And yet if you define miracles as violations of the laws of nature then God only does miracles long ago, in old stories, and in Walt Disney movies.

Kind of like what we see magicians do on a stage, right?

Exactly! The laws of nature are the frabric of reality and no God does not have to contradict Himself and tear that fabric of reality in order to answer our prayers let alone impress a few ignorant savages.

Thanks, gbob. God did, indeed do this, and the other miracles I wrote about.

On this we can agree, and happily so.

And yet he DOES work miracles “all the time”, because it in his interest and ours that we be reminded he is omnipotent, and we are limited. NOTHING is impossible with God. Thousands of things are impossible for man. Trillions of ordinary events happen every day. God does SOME miracles every day; we have no way of knowing how many. But even if only ten % of Christians experience a miracle in any given year, that would be 200,000,000 miracles a year out of say 3,650,000,000,000,000,000 non-miraculous events. Percentage-wise the amount is not high, but in real numbers it is.

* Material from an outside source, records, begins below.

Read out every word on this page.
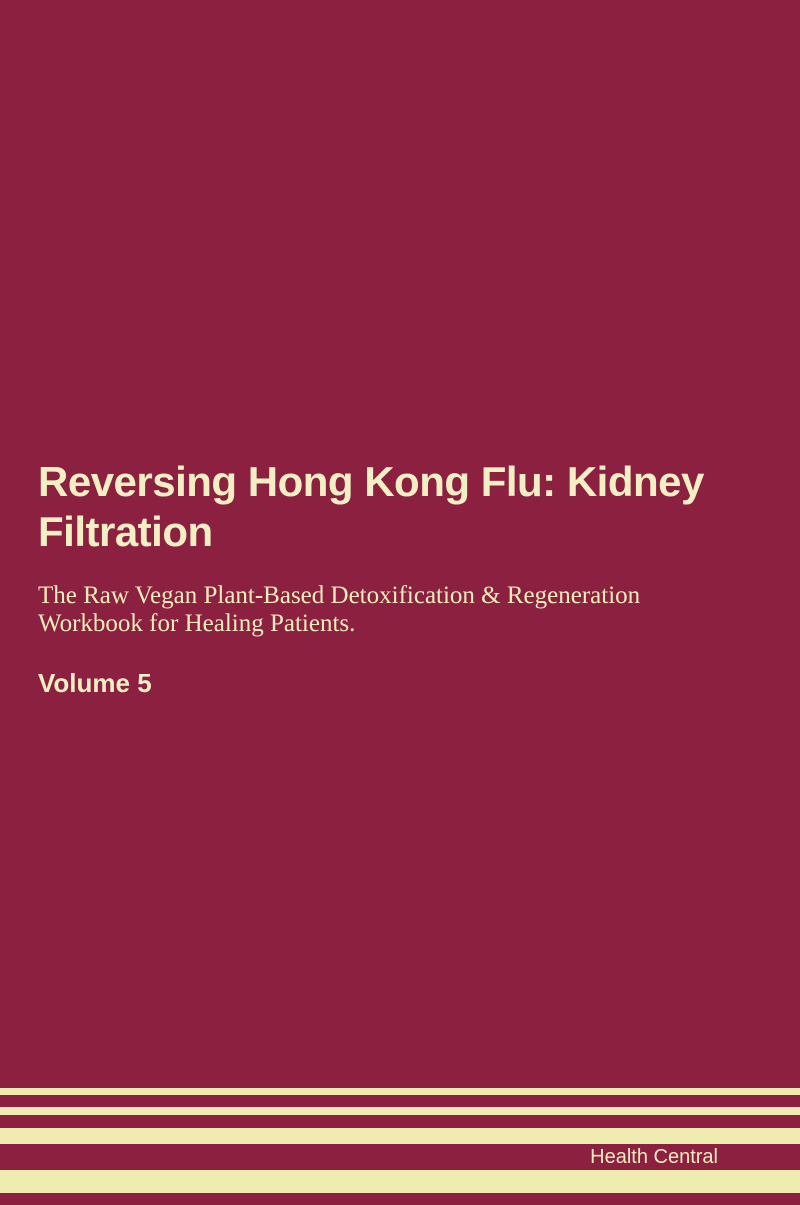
Reversing Hong Kong Flu: Kidney
Filtration

The Raw Vegan Plant-Based Detoxification & Regeneration
Workbook for Healing Patients.

Volume 5

Health Central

Yep, because miracles are NOT a violation of the laws of nature. The laws of nature are themselves the work of God and they were designed to do His work while allowing Him to interact with His creation. While criminals would prefer a God who breaks the law just like they do, the rest of us who work within the law would naturally worship a God who also abides by the laws which He created. And we see this in all the miracles which happen everyday.

I think that’s a fair statement. However:

The Ten Commandments
Exo 20:11 - For in six days the LORD made heaven and earth, the sea, and all that is in them, and rested on the seventh day. Therefore the LORD blessed the Sabbath day and made it holy.

Said in the middle of The Ten Commandments as an echo from Genesis 1.

How else should the ancient Jews understand this as a confirmation of 6 literal days? And if they understood it that way, why shouldn’t we?

puzzled…

Because we have a more evolved epistemology.